Five Ways to Invest in Gold

  1. Physical Gold: Buying gold bars directly, easy to conceal assets and wear as jewelry, but less convenient for trading
  2. Gold Passbook: Bank custody certificates, portable but with large bid-ask spreads and no interest
  3. Gold ETFs: Similar to passbooks but more liquid, tradable freely, but with management fees
  4. Gold Futures: Margin trading supporting long and short positions, leverage amplifies gains, suitable for short-term swing trading
  5. Gold Contracts for Difference (CFD): More flexible margin tools, high capital efficiency, T+0 trading, low entry barrier, especially suitable for small investors for short-term trading

Among these, CFDs( have the advantage of flexible trading hours, low initial capital requirements, making them a good choice for retail investors with limited funds. If you expect gold prices to rise, you can go long for profit; if you expect a decline, go short. The dual-direction mechanism allows investors to better utilize market opportunities.

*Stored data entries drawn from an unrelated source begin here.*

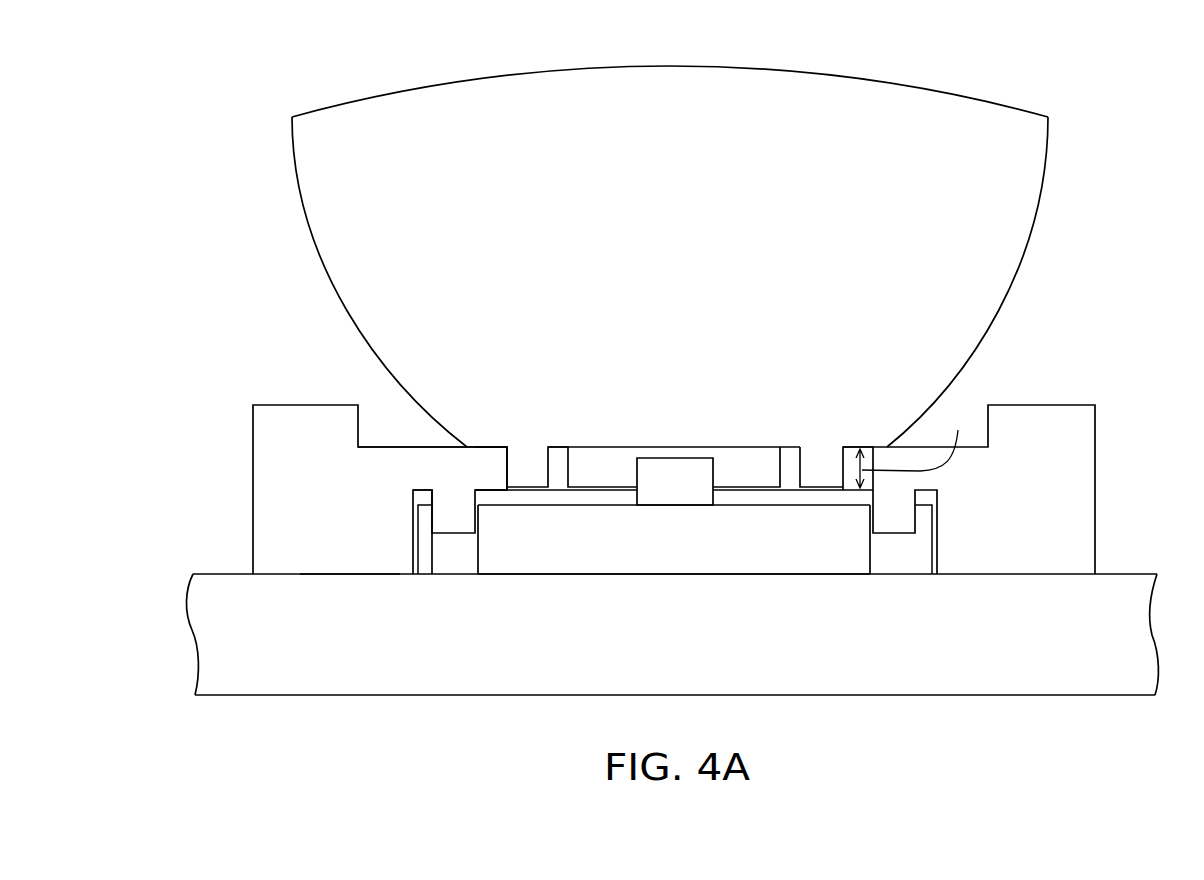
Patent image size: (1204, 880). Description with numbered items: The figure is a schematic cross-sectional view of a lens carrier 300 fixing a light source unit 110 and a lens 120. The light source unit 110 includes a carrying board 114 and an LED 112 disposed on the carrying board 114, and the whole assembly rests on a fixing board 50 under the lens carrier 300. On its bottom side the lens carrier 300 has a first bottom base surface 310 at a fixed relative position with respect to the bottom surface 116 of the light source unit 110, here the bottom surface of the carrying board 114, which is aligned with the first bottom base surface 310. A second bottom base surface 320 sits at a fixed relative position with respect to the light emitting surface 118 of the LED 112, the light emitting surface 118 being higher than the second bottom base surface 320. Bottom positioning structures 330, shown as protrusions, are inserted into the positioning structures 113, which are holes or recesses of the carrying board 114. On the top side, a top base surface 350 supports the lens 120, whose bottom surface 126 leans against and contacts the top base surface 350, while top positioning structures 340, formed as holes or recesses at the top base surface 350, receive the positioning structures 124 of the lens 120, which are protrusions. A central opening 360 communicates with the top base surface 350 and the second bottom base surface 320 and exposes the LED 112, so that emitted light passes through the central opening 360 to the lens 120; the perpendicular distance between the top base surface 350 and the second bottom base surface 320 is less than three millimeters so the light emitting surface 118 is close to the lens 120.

The fixing board 50 is at (1130, 627).
The light source unit 110 is at (768, 620).
The LED 112 is at (678, 490).
The carrying board 114 is at (843, 556).
The positioning structures 113 is at (441, 559).
The bottom surface 116 is at (617, 586).
The light emitting surface 118 is at (691, 446).
The lens 120 is at (891, 98).
The positioning structures 124 is at (818, 463).
The bottom surface 126 is at (407, 447).
The lens carrier 300 is at (1078, 528).
The first bottom base surface 310 is at (354, 584).
The second bottom base surface 320 is at (497, 499).
The bottom positioning structures 330 is at (453, 517).
The top positioning structures 340 is at (840, 460).
The top base surface 350 is at (474, 436).
The central opening 360 is at (576, 456).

The Balance Between Economic Cycles and Asset Allocation

During economic expansion, corporate profits are optimistic, stocks are favored, while bonds and gold are relatively less popular; during recession, the roles reverse, with gold’s hedging function and bonds’ fixed income becoming the preferred safe havens.

The most prudent approach is to allocate assets evenly based on your risk appetite and investment goals, balancing stocks, bonds, and gold. Events like the Russia-Ukraine war and inflation-driven rate hikes demonstrate that multi-asset allocation can effectively hedge against risks from single assets, making your portfolio more stable.

Conclusion

Gold has proven its value over the past 50 years as an investment asset. But its opportunity lies in grasping market cycles rather than blindly holding long-term. When you hold a diversified portfolio including stocks, bonds, and gold, you can maintain a more resilient investment rhythm even amid market volatility and unexpected events.